強力な新入生を加え臨んだ今大会。彼らを2部制覇、初となる1部の舞台へと導いたのはチームの一体感だった。

王者の貫禄
 昨年までの3年間、あと一歩の結果に終わり、悔しい思いを味わった本学。悲願の1部昇格へ向け、戦いが始まる。
 リーグ初戦の上智大、続く明学大との対戦は新入生に加え控えの2・3年生が活躍。共に全勝とし、変わらぬ強さを見せつける。さらに3戦目の西南学大との試合も、主将の進藤(コ4)が開始わずか10秒で内股を決めるなど、4勝1分けで快勝。最終戦の桃山学大との試合に臨んだ。
 先鋒(せんぽう)は南茂(なんも=異2)。始めから積極的に技を仕掛けていく。しかし、防戦一方の相手にうまくかわされ決め手を欠き、引き分けとなる。先勝したい本学は福長(済2)に2戦目を委ねた。開始2分に有効を奪い、先手を取った福長は残り残り2秒で疲れが見え始めた相手の技のすきを突き、大内返しを決める。この流れを継いだ結城(文1)も1分36秒に大外刈りで勝利。このまま本学は勢いに乗るかと思われた。
 勝利に王手をかけ、続いて挑むのは剱田(つるぎだ=済2)。中盤に足技を掛けて有効とし、逃げ切りを図ったが試合終了直前に追い付かれてしまう。だが、大将の進藤が果敢に攻める相手に対し踏ん張りを見せ引き分け、2勝3分けとした。その結果、リーグ全勝しオールミッション2部4連覇を成し遂げた。
 圧倒的な実力を誇り、集中力を切らさずに無敗で終えた本学。新入生が加わったことで戦力が充実し、目標達成への準備は整った。満を持して彼らはこれまでのさまざまな思いを胸に、決戦の畳へ上がっていく――。

成就した思い 2.JPG - 74,375BYTES
  入れ替え戦の相手は昨年と同じ青学大。因縁の対決が幕を開ける。
 先鋒は剱田。「まずは自分が決める」。その言葉通り果敢に攻め試合開始37秒、内股すかしで一本勝ちを収めた。しかし篠原(文1)はそれに続くことができず、敗戦してしまう。後に控える相手は昨年、本学に痛い黒星をつけた強敵。結城は臆(おく)することなく奥襟をしっかりとつかみ攻め続ける。そのまま試合は時間切れとなるが、この引き分けは大きな価値をもたらした。
 結城の善戦により流れは本学に傾き始める。続く南茂は序盤から激しい組み合いに。中盤になるにつれ徐々に自分のペースをつかみ、相手が仕掛けてきた技をうまく返し一本勝ちを奪った。
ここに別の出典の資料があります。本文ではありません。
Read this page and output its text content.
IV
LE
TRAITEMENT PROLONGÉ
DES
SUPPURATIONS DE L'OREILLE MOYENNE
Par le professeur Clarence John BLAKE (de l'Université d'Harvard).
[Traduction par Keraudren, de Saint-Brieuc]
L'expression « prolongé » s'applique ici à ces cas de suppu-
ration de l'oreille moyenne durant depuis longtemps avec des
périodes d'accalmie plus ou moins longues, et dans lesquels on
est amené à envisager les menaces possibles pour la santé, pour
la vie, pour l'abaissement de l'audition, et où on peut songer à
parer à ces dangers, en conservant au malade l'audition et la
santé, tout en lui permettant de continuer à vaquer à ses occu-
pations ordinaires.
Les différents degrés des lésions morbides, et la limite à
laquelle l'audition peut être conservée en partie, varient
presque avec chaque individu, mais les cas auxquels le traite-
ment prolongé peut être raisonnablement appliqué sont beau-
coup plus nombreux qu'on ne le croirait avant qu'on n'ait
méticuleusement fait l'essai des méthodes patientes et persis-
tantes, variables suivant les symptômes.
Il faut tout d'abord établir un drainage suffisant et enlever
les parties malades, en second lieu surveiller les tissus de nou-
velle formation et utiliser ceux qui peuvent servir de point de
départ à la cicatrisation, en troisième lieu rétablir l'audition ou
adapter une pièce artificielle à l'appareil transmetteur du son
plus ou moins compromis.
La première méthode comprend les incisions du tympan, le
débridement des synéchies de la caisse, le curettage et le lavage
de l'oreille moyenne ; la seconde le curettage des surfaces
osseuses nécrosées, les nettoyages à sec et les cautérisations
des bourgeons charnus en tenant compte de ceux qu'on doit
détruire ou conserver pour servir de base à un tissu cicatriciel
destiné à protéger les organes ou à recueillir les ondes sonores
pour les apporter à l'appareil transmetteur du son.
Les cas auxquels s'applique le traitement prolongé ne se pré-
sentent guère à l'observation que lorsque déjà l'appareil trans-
三将の福長は大学に入学以来団体戦では無敗。実力通り終始圧倒する。試合終了まで残り7秒、大内刈りで確実に勝利を手にした。だが副将の出口(文1)は一進一退の攻防を繰り広げるものの、締め技で一本負けを喫してしまう。この時点で3勝2敗1分けとなり、勝敗の行方は大将の進藤に託される。彼は主将としての意地を見せ、相手の技をしのぎ切り引き分けに持ち込んだ。この瞬間にオールミッション1部昇格が決まり、選手たちは拳を握りしめ勝利の歓喜に酔いしれた。
 試合後、進藤は「チームワークが良くなったおかげ」と話す。部員全員が一丸となって目標に向かい、共に励んだからこその結果である。今大会で得た自信を携え、選手たちは一層精進を重ねていく。